Today I got called into my boss's office, as she and her other very senior colleague told me they couldn’t employ me anymore. They criticised me for never responding to Occupational Health’s 5 telephone calls and infinite emails, and told me that since I couldn’t be signed off, I couldn’t work.
That’s fair and I know it. But that conversation was horrific and stomach turning and everything I hate concentrated in a few sentences.
I hated the way their eyes bore into me the whole time. That’s always the worst part of every “you’ve done something wrong”. It’s possibly the most traumatising thing, I can’t describe how much it eats into me. The memory of it’s bad enough I swear.
I hated the way they patronized me, they told me “you need to do fill in this form. I had to fill in this form. My colleages had to fill in this form. The headteacher had to fill in this form.” I wanted to reply “thanks for that long, drawn out explanation. Right before you explained the headteacher had to fill in the form too, I was very confused.” But I couldn’t, for obvious reasons, and also because really I probably deserved to be patronized because I, an 18 year old adult, had not managed to make a phone call.
I hated the way when I asked to clarify what I needed to do and who I needed to ring, my boss simply snapped at me “well its your responsibility to find out.”
I tried to lie a little to make myself seem at least not quite so bad. I doubt they believed me though. I told them I hadn’t received the phone calls and asked to double check they had the right phone number to keep up the fascade. I admitted receiving an email, but said it was only a week ago, instead of a month. The whole time my cheeks were burning though and I’m pretty sure they saw right through it.
That isn’t the worst part though, not really. Even though I know I've caused them trouble and they probably won't trust me again. The worst part is I’m so angry and disappointed with myself.
It’s true that I couldn’t have responded to the phonecalls as soon as they wanted, thanks to working endlessly for two weeks during all office hours. But I could have phoned them before now. I was so scared though. The thought of making a phonecall makes me feel sick and my palms sweat. Add to that the fact I’m really hard of hearing and can barely understand a word talking to people I know on the phone and I Just. Can’t. Do. It.
And I didn’t have much motivation to try. I just kept telling myself it’ll be fine, it isn’t essential, I’ll do it later. It’s hard enough to find the motivation to do things I enjoy, let alone to force myself into a panic inducing hell hole of a situation.

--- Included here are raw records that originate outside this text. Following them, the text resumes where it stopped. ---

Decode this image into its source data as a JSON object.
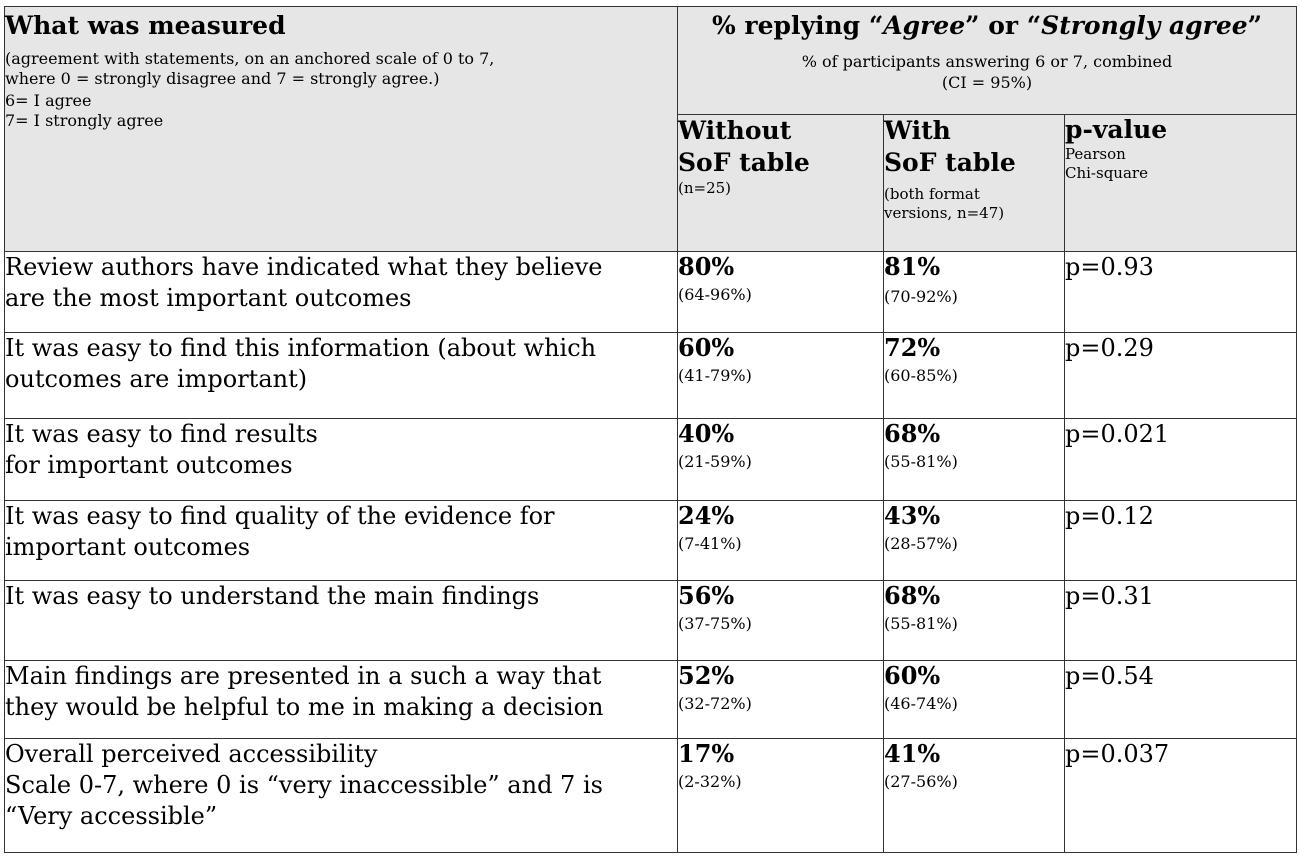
{
  "header": {
    "measured_title": "What was measured",
    "measured_desc_1": "(agreement with statements, on an anchored scale of 0 to 7,",
    "measured_desc_2": "where 0 = strongly disagree and 7 = strongly agree.)",
    "scale_6": "6= I agree",
    "scale_7": "7= I strongly agree",
    "pct_title_prefix": "% replying “",
    "pct_title_agree": "Agree",
    "pct_title_mid": "” or “",
    "pct_title_strongly": "Strongly agree",
    "pct_title_suffix": "”",
    "pct_sub_1": "% of participants answering 6 or 7, combined",
    "pct_sub_2": "(CI = 95%)",
    "col_without_1": "Without",
    "col_without_2": "SoF table",
    "col_without_note": "(n=25)",
    "col_with_1": "With",
    "col_with_2": "SoF table",
    "col_with_note_1": "(both format",
    "col_with_note_2": "versions, n=47)",
    "col_pvalue": "p-value",
    "col_pvalue_note_1": "Pearson",
    "col_pvalue_note_2": "Chi-square"
  },
  "rows": [
    {
      "line1": "Review authors have indicated what they believe",
      "line2": "are the most important outcomes",
      "line3": "",
      "without_pct": "80%",
      "without_ci": "(64-96%)",
      "with_pct": "81%",
      "with_ci": "(70-92%)",
      "p": "p=0.93"
    },
    {
      "line1": "It was easy to find this information (about which",
      "line2": "outcomes are important)",
      "line3": "",
      "without_pct": "60%",
      "without_ci": "(41-79%)",
      "with_pct": "72%",
      "with_ci": "(60-85%)",
      "p": "p=0.29"
    },
    {
      "line1": "It was easy to find results",
      "line2": "for important outcomes",
      "line3": "",
      "without_pct": "40%",
      "without_ci": "(21-59%)",
      "with_pct": "68%",
      "with_ci": "(55-81%)",
      "p": "p=0.021"
    },
    {
      "line1": "It was easy to find quality of the evidence for",
      "line2": "important outcomes",
      "line3": "",
      "without_pct": "24%",
      "without_ci": "(7-41%)",
      "with_pct": "43%",
      "with_ci": "(28-57%)",
      "p": "p=0.12"
    },
    {
      "line1": "It was easy to understand the main findings",
      "line2": "",
      "line3": "",
      "without_pct": "56%",
      "without_ci": "(37-75%)",
      "with_pct": "68%",
      "with_ci": "(55-81%)",
      "p": "p=0.31"
    },
    {
      "line1": "Main findings are presented in a such a way that",
      "line2": "they would be helpful to me in making a decision",
      "line3": "",
      "without_pct": "52%",
      "without_ci": "(32-72%)",
      "with_pct": "60%",
      "with_ci": "(46-74%)",
      "p": "p=0.54"
    },
    {
      "line1": "Overall perceived accessibility",
      "line2": "Scale 0-7, where 0 is “very inaccessible” and 7 is",
      "line3": "“Very accessible”",
      "without_pct": "17%",
      "without_ci": "(2-32%)",
      "with_pct": "41%",
      "with_ci": "(27-56%)",
      "p": "p=0.037"
    }
  ]
}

But I am mad at myself, because I at least take a little pride in the fact despite my shocking mental health, it rarely stops me from functioning. This is the first time in years it’s severely interfered with my life and I’m so embarrased. I hate myself.
In all honesty I haven’t been feeling quite so well lately. Not terrible, but not great. Borderline depressive decent. But this has just made me feel utterly Shit^TM. The first thing my mind jumped to when I left the office was self harm, but I can’t let myself down twice and I don’t want to let my friends down either. I just feel empty now, empty with a hint of anger. I just want to sit in the shower for hours on end and blast music so loud I can’t think.